Rudy, I don’t think there are any quick fixes to this, as you seem to imply. The powerful and dogmatic institutions of this country, which promote false doctrines—which, in the short run, benefit them—as well as swift, nasty retribution to the “unorthodox”, are impregnable fortresses. There are a few Frodos and Sams out here, but I don’t see any wholesale, frontal assault on those dark towers any time soon.
It’s been really good to hear from you: thanks for your posts and please stick around! Re my thoughts, if you have other ideas . . .
Lookout – its a good thing for people to get fired up about these things – with a view to doing something about it.

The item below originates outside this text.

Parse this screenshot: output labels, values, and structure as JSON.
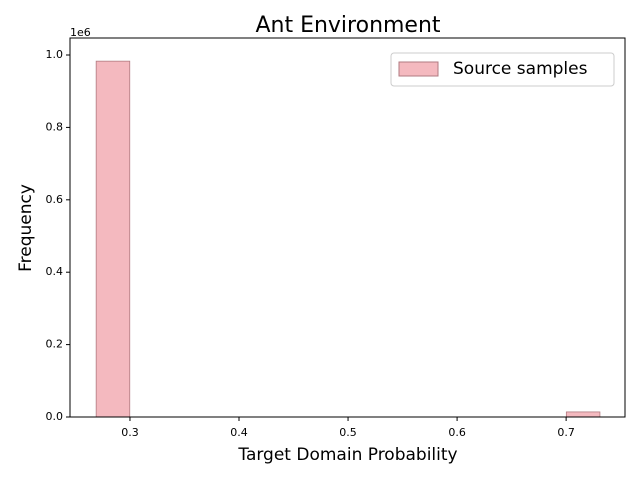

I don’t mean to say that there are any quick fixes. It may take at least a generation to begin to stem the tide. But I think we need to start that work now, by recognizing (yes, and even understanding) what is out there.
I really feel for anyone who is trying to teach today. I know it isn’t easy. One of the problems with the leftist agendas is that they are always willing to trample on the rights of the individual in order to achieve the “higher good”. We are seeing more and more examples of the outrages that are perpetrated in the name of “diversity” and “anti-racism” when these ideas escape from the ivory tower and are actually implemented in the lives and workplaces of real people.
I’m not going to begin to try to answer the question you pose in a blog somewhere way down the comment thread. If you’ve been at it for three decades, you will have done plenty of thinking about your own responses I am sure.
On the other hand, I remain cautiously optimistic. I don’t believe that even the MSM and other institutions are omnipotent, and am hopeful that active and informed resistance once awakened will yield positive results.
Thank you for your kind comments.
Rudy, you’re welcome. I appreciate your courtesy and thoughtfulness.
You say, “I don’t believe that even the MSM and other institutions are omnipotent”: I agree. You also say, “[I] am hopeful that active and informed resistance once awakened will yield positive results.”
I hope so! However, there is the problem of dissenting opinion being censored and punished. We’ll see . . .
Easy fix for the U of D problem:
1. Stop giving contributions to school with racist programs.
2. Don’t enroll your kids at that school.
3. Sue the school using the same laws that protect every other race or ethnic group.
Money will always level the playing field. If they want diversity and fairness they must actually teach it, not blame another race. This only serves to strengthen prejudice and harbor bad will. That program is a slap in the face to everyone who has paid monies o send there children to U of D.